As discussed in my previous post, this is a last resort option. Please exhaust all other methods to try and get yourself a backup first before trying this. When I say backup, I mean a proper Tableau Server backup file (.tsbak) generated using TSM at the command line interface or Web UI. If you don’t know what I’m talking about then read this.
In this scenario, we’re going to assume that your server is in an unstable state, and that for whatever reason you are unable to use TSM to create a backup file. Your actual Tableau Server could still be running fine, but since TSM is decoupled from the Tableau Server processes and runs independently, it can still be in a bad way even if the actual application is not. How could this possibly happen you say? It could occur after a botched install/upgrade; or permissions could have not been set up correctly – did you know that the Tableau Server Run As user now needs to be a local administrator on the server machine?; or it could be something preventing one or more of the six TSM services from starting correctly.
So let’s say that for what0ever reason this happens for real and after trying all possible troubleshooting steps you are left with no choice but to attempt a manual recovery. Here’s what you do. One last caveat, I offer this advice with no support. What you do to your server is on you. If you do find yourself in the unenviable position of having to undertake this recovery and you don’t feel comfortable following these steps, then contact Tableau Support, and they will help walk you through this process. Better still, set up a separate throwaway server and practice the steps until you feel comfortable with them, then apply them in your actual environment.

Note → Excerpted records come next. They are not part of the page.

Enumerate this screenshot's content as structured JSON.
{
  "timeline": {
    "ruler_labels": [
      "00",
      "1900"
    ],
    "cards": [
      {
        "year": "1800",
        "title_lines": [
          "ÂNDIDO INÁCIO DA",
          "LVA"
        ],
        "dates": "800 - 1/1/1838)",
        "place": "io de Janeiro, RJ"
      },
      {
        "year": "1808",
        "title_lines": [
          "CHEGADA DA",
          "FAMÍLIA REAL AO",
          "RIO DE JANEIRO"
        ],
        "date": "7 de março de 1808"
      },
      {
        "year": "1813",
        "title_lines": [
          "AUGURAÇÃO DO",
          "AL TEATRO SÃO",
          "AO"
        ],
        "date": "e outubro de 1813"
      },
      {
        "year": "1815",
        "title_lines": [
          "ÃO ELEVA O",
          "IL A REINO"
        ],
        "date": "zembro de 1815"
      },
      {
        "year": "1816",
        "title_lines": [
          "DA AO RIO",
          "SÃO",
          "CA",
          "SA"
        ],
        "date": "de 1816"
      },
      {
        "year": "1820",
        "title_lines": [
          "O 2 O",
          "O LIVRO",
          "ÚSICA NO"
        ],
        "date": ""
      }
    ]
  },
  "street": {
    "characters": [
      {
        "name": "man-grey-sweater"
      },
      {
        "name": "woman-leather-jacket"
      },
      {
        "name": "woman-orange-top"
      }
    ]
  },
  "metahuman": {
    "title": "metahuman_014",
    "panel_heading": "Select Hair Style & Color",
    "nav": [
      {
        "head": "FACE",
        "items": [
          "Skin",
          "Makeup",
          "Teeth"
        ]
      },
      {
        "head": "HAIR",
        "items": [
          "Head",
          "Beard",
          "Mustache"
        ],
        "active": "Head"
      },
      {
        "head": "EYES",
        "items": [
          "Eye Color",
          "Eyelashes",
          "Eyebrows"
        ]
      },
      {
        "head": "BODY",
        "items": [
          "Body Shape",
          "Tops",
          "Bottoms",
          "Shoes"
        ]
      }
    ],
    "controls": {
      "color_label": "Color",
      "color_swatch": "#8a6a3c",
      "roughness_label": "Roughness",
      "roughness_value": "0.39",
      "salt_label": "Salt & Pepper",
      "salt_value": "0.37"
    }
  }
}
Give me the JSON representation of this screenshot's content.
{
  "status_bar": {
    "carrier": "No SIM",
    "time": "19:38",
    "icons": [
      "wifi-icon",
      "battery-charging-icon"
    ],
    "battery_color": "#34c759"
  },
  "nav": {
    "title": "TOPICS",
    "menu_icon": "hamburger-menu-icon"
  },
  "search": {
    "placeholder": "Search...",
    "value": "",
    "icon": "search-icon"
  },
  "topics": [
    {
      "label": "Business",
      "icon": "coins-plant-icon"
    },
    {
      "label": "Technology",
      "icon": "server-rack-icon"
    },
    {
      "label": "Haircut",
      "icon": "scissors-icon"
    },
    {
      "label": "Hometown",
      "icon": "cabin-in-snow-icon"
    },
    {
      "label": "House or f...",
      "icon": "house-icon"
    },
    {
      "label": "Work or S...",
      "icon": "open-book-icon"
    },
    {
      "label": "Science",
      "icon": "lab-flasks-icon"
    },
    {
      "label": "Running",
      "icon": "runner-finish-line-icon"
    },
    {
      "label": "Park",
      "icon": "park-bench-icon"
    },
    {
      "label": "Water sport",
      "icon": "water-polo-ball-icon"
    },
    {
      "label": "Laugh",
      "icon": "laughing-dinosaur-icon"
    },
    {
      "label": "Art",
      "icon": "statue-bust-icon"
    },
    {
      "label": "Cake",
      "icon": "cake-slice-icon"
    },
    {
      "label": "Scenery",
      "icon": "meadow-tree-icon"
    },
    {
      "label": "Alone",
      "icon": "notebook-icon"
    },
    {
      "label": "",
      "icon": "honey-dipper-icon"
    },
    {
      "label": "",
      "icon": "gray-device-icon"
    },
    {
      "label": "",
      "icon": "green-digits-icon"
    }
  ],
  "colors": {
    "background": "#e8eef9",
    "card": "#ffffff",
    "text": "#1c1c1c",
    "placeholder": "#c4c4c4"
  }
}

- Find and run the stop-administrative-services script to kill all the server processes. Note this script only seems to exist on the Windows release in 2018.3, but looks like it will be available in the 2019.1 Linux release, as it’s available in the beta version already. You can find this script in: <tableau server directory>/packages/scripts.<version number>/
- Monitor your server processes using Task Manager (Windows) or top (Linux) and wait for all the Tableau related services to die off. By the end your Tableau server application should be completely stopped, allowing us to safely copy files.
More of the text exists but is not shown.